The theory stems from a study in rats. When researchers gave the rats unlimited access to a calorie-laden diet of bacon, pound cake, candy bars and other junk food, the rats quickly gained lots of weight. As they plumped up, eating became such a compulsion that they kept chowing down even when they knew they would receive an unpleasant electric shock to their foot if they did so.
Meanwhile, rats fed the human equivalent of a well-balanced, healthy diet -- and given only limited access to the junk food -- didn't gain much weight and knew enough to stop eating when they received the cue that a foot shock was imminent.

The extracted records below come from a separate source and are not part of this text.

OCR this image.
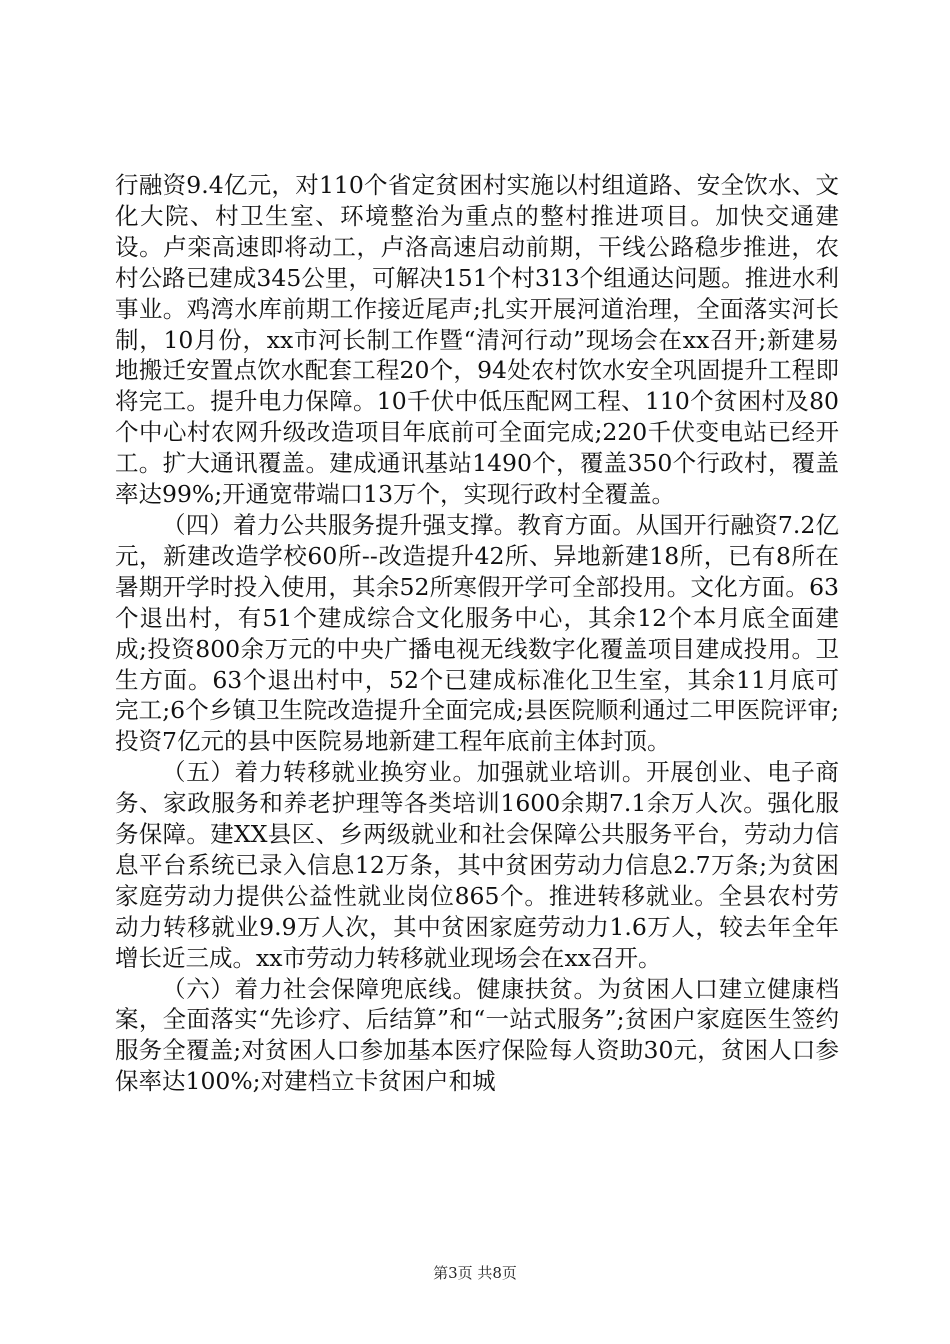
行融资9.4亿元，对110个省定贫困村实施以村组道路、安全饮水、文化大院、村卫生室、环境整治为重点的整村推进项目。加快交通建设。卢栾高速即将动工，卢洛高速启动前期，干线公路稳步推进，农村公路已建成345公里，可解决151个村313个组通达问题。推进水利事业。鸡湾水库前期工作接近尾声;扎实开展河道治理，全面落实河长制，10月份，xx市河长制工作暨“清河行动”现场会在xx召开;新建易地搬迁安置点饮水配套工程20个，94处农村饮水安全巩固提升工程即将完工。提升电力保障。10千伏中低压配网工程、110个贫困村及80个中心村农网升级改造项目年底前可全面完成;220千伏变电站已经开工。扩大通讯覆盖。建成通讯基站1490个，覆盖350个行政村，覆盖率达99%;开通宽带端口13万个，实现行政村全覆盖。

（四）着力公共服务提升强支撑。教育方面。从国开行融资7.2亿元，新建改造学校60所--改造提升42所、异地新建18所，已有8所在暑期开学时投入使用，其余52所寒假开学可全部投用。文化方面。63个退出村，有51个建成综合文化服务中心，其余12个本月底全面建成;投资800余万元的中央广播电视无线数字化覆盖项目建成投用。卫生方面。63个退出村中，52个已建成标准化卫生室，其余11月底可完工;6个乡镇卫生院改造提升全面完成;县医院顺利通过二甲医院评审;投资7亿元的县中医院易地新建工程年底前主体封顶。

（五）着力转移就业换穷业。加强就业培训。开展创业、电子商务、家政服务和养老护理等各类培训1600余期7.1余万人次。强化服务保障。建XX县区、乡两级就业和社会保障公共服务平台，劳动力信息平台系统已录入信息12万条，其中贫困劳动力信息2.7万条;为贫困家庭劳动力提供公益性就业岗位865个。推进转移就业。全县农村劳动力转移就业9.9万人次，其中贫困家庭劳动力1.6万人，较去年全年增长近三成。xx市劳动力转移就业现场会在xx召开。

（六）着力社会保障兜底线。健康扶贫。为贫困人口建立健康档案，全面落实“先诊疗、后结算”和“一站式服务”;贫困户家庭医生签约服务全覆盖;对贫困人口参加基本医疗保险每人资助30元，贫困人口参保率达100%;对建档立卡贫困户和城

第3页 共8页
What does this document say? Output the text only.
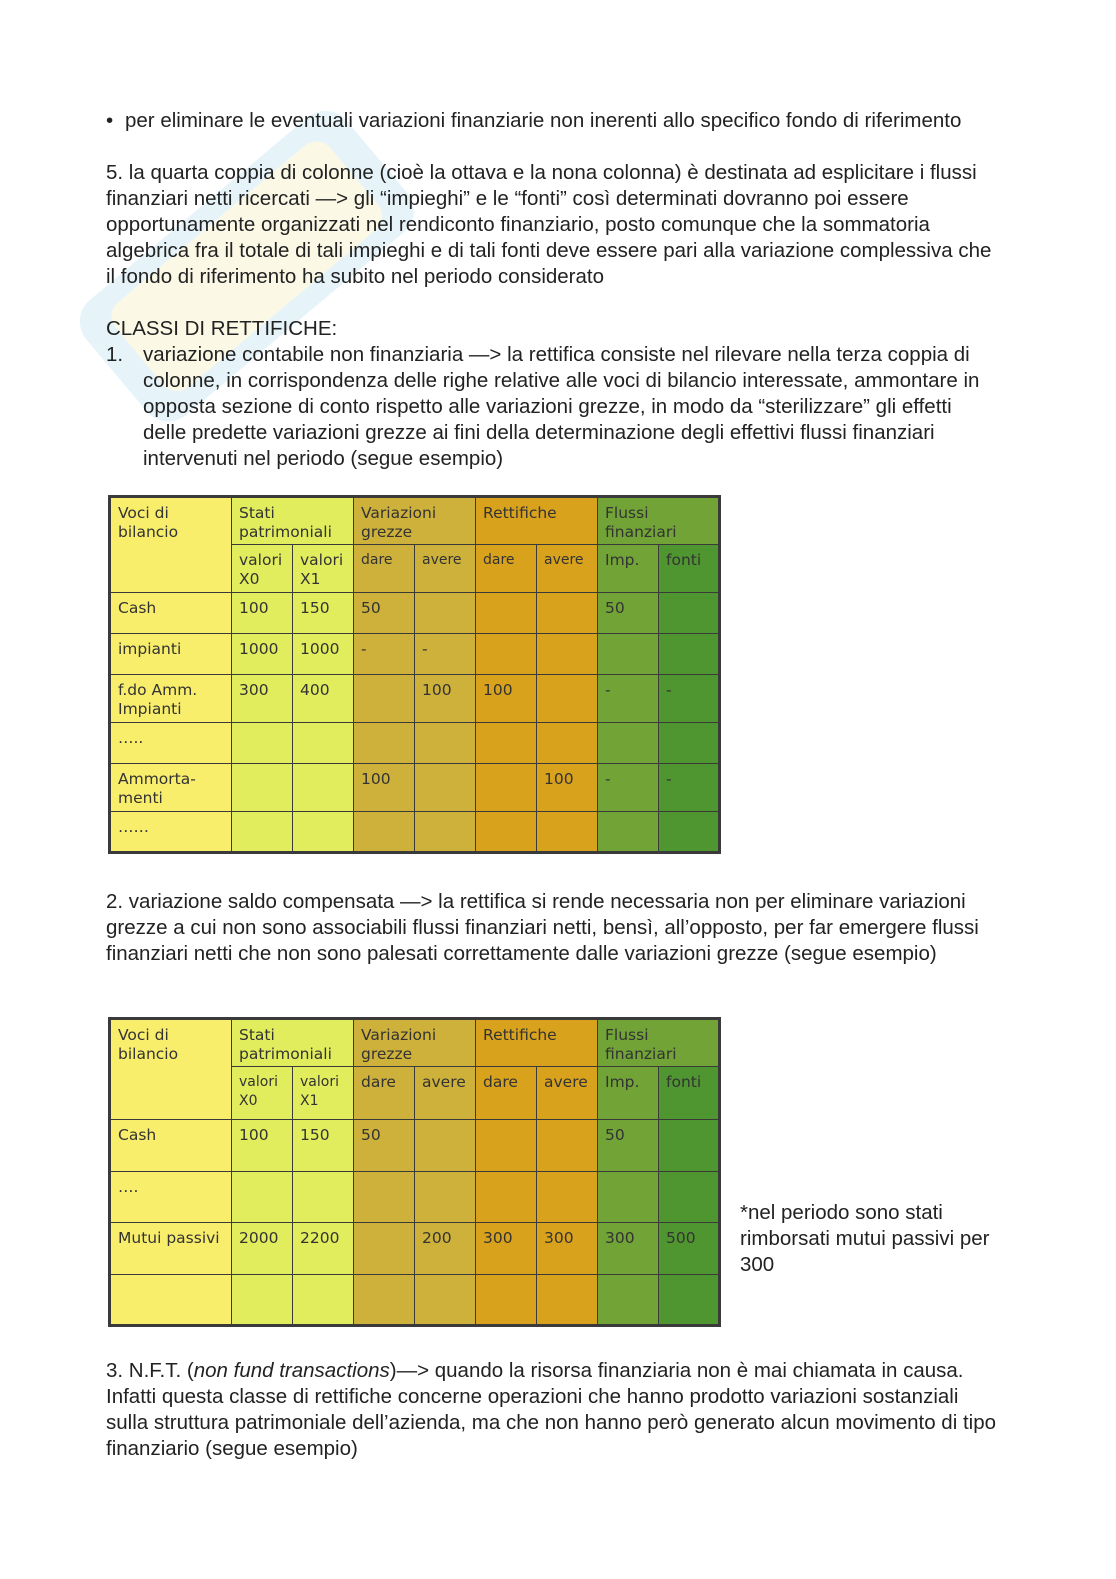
• per eliminare le eventuali variazioni finanziarie non inerenti allo specifico fondo di riferimento
5. la quarta coppia di colonne (cioè la ottava e la nona colonna) è destinata ad esplicitare i flussi finanziari netti ricercati —> gli “impieghi” e le “fonti” così determinati dovranno poi essere opportunamente organizzati nel rendiconto finanziario, posto comunque che la sommatoria algebrica fra il totale di tali impieghi e di tali fonti deve essere pari alla variazione complessiva che il fondo di riferimento ha subito nel periodo considerato
CLASSI DI RETTIFICHE:
1. variazione contabile non finanziaria —> la rettifica consiste nel rilevare nella terza coppia di colonne, in corrispondenza delle righe relative alle voci di bilancio interessate, ammontare in opposta sezione di conto rispetto alle variazioni grezze, in modo da “sterilizzare” gli effetti delle predette variazioni grezze ai fini della determinazione degli effettivi flussi finanziari intervenuti nel periodo (segue esempio)
Voci di bilancio	Stati patrimoniali		Variazioni grezze		Rettifiche		Flussi finanziari	
	valori X0	valori X1	dare	avere	dare	avere	Imp.	fonti
Cash	100	150	50				50	
impianti	1000	1000	-	-				
f.do Amm. Impianti	300	400		100	100		-	-
…..								
Ammorta-menti			100			100	-	-
……								
2. variazione saldo compensata —> la rettifica si rende necessaria non per eliminare variazioni grezze a cui non sono associabili flussi finanziari netti, bensì, all’opposto, per far emergere flussi finanziari netti che non sono palesati correttamente dalle variazioni grezze (segue esempio)
Voci di bilancio	Stati patrimoniali		Variazioni grezze		Rettifiche		Flussi finanziari	
	valori X0	valori X1	dare	avere	dare	avere	Imp.	fonti
Cash	100	150	50				50	
….								
Mutui passivi	2000	2200		200	300	300	300	500

*nel periodo sono stati rimborsati mutui passivi per 300
3. N.F.T. (non fund transactions)—> quando la risorsa finanziaria non è mai chiamata in causa. Infatti questa classe di rettifiche concerne operazioni che hanno prodotto variazioni sostanziali sulla struttura patrimoniale dell’azienda, ma che non hanno però generato alcun movimento di tipo finanziario (segue esempio)
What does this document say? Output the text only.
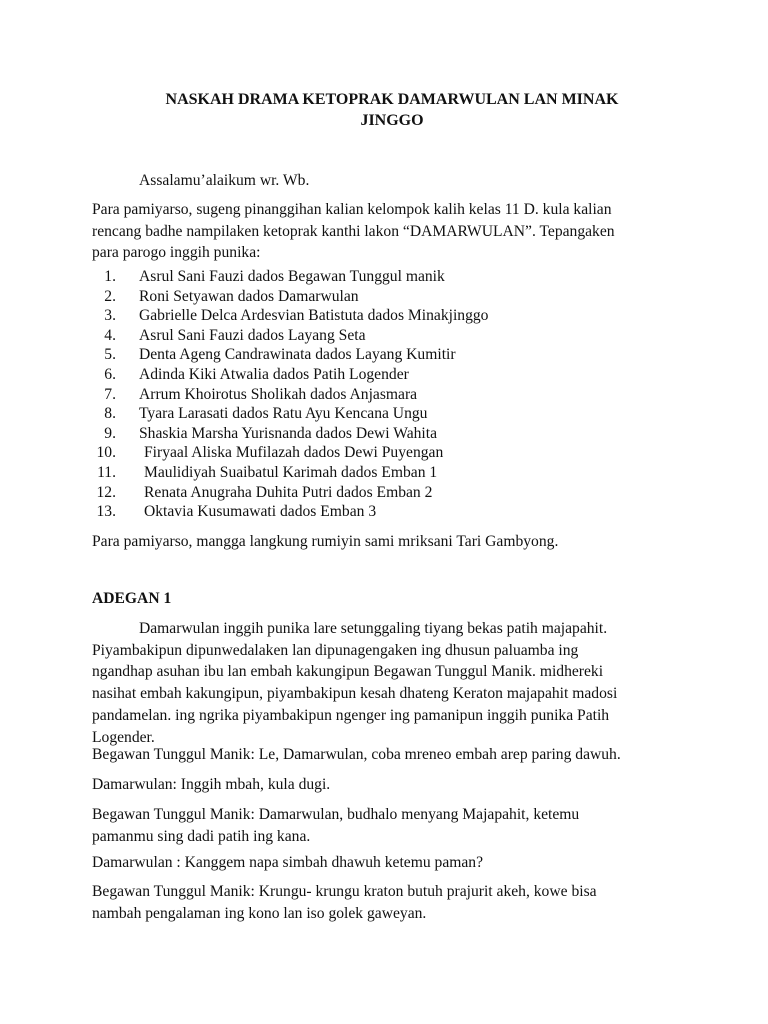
NASKAH DRAMA KETOPRAK DAMARWULAN LAN MINAK
JINGGO
Assalamu’alaikum wr. Wb.
Para pamiyarso, sugeng pinanggihan kalian kelompok kalih kelas 11 D. kula kalian
rencang badhe nampilaken ketoprak kanthi lakon “DAMARWULAN”. Tepangaken
para parogo inggih punika:
1. Asrul Sani Fauzi dados Begawan Tunggul manik
2. Roni Setyawan dados Damarwulan
3. Gabrielle Delca Ardesvian Batistuta dados Minakjinggo
4. Asrul Sani Fauzi dados Layang Seta
5. Denta Ageng Candrawinata dados Layang Kumitir
6. Adinda Kiki Atwalia dados Patih Logender
7. Arrum Khoirotus Sholikah dados Anjasmara
8. Tyara Larasati dados Ratu Ayu Kencana Ungu
9. Shaskia Marsha Yurisnanda dados Dewi Wahita
10. Firyaal Aliska Mufilazah dados Dewi Puyengan
11. Maulidiyah Suaibatul Karimah dados Emban 1
12. Renata Anugraha Duhita Putri dados Emban 2
13. Oktavia Kusumawati dados Emban 3
Para pamiyarso, mangga langkung rumiyin sami mriksani Tari Gambyong.
ADEGAN 1
Damarwulan inggih punika lare setunggaling tiyang bekas patih majapahit.
Piyambakipun dipunwedalaken lan dipunagengaken ing dhusun paluamba ing
ngandhap asuhan ibu lan embah kakungipun Begawan Tunggul Manik. midhereki
nasihat embah kakungipun, piyambakipun kesah dhateng Keraton majapahit madosi
pandamelan. ing ngrika piyambakipun ngenger ing pamanipun inggih punika Patih
Logender.
Begawan Tunggul Manik: Le, Damarwulan, coba mreneo embah arep paring dawuh.
Damarwulan: Inggih mbah, kula dugi.
Begawan Tunggul Manik: Damarwulan, budhalo menyang Majapahit, ketemu
pamanmu sing dadi patih ing kana.
Damarwulan : Kanggem napa simbah dhawuh ketemu paman?
Begawan Tunggul Manik: Krungu- krungu kraton butuh prajurit akeh, kowe bisa
nambah pengalaman ing kono lan iso golek gaweyan.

Even more startling, the researchers report, is that when they took away the junk food from the obese rats and replaced it with healthier chow, the obese rats went on something of a hunger strike. For two weeks, they refused to eat hardly anything at all.
When researchers looked at the obese animals' brains, they noted there were declines in the dopamine D2 receptor that previous research has implicated in addiction to cocaine and heroine.
"A hallmark of drug addiction is that it leads to changes in how the brain's reward system works," Kenny said. "Addiction is a loaded term, but in this case, there is evidence of addiction-like adaptations."
When researchers artificially suppressed the receptor using a virus in the brains of other rats, those rats starting eating junk food compulsively.
"What we think is happening is that, as you become obese over a period of time, the D2 receptors go down, which plays a major role in becoming a compulsive eater," Kenny said, noting there are almost certainly other factors at play as well.
"They went into voluntary starvation," said study author Paul Kenny, an associate professor at Scripps Research Institute in Jupiter, Fla.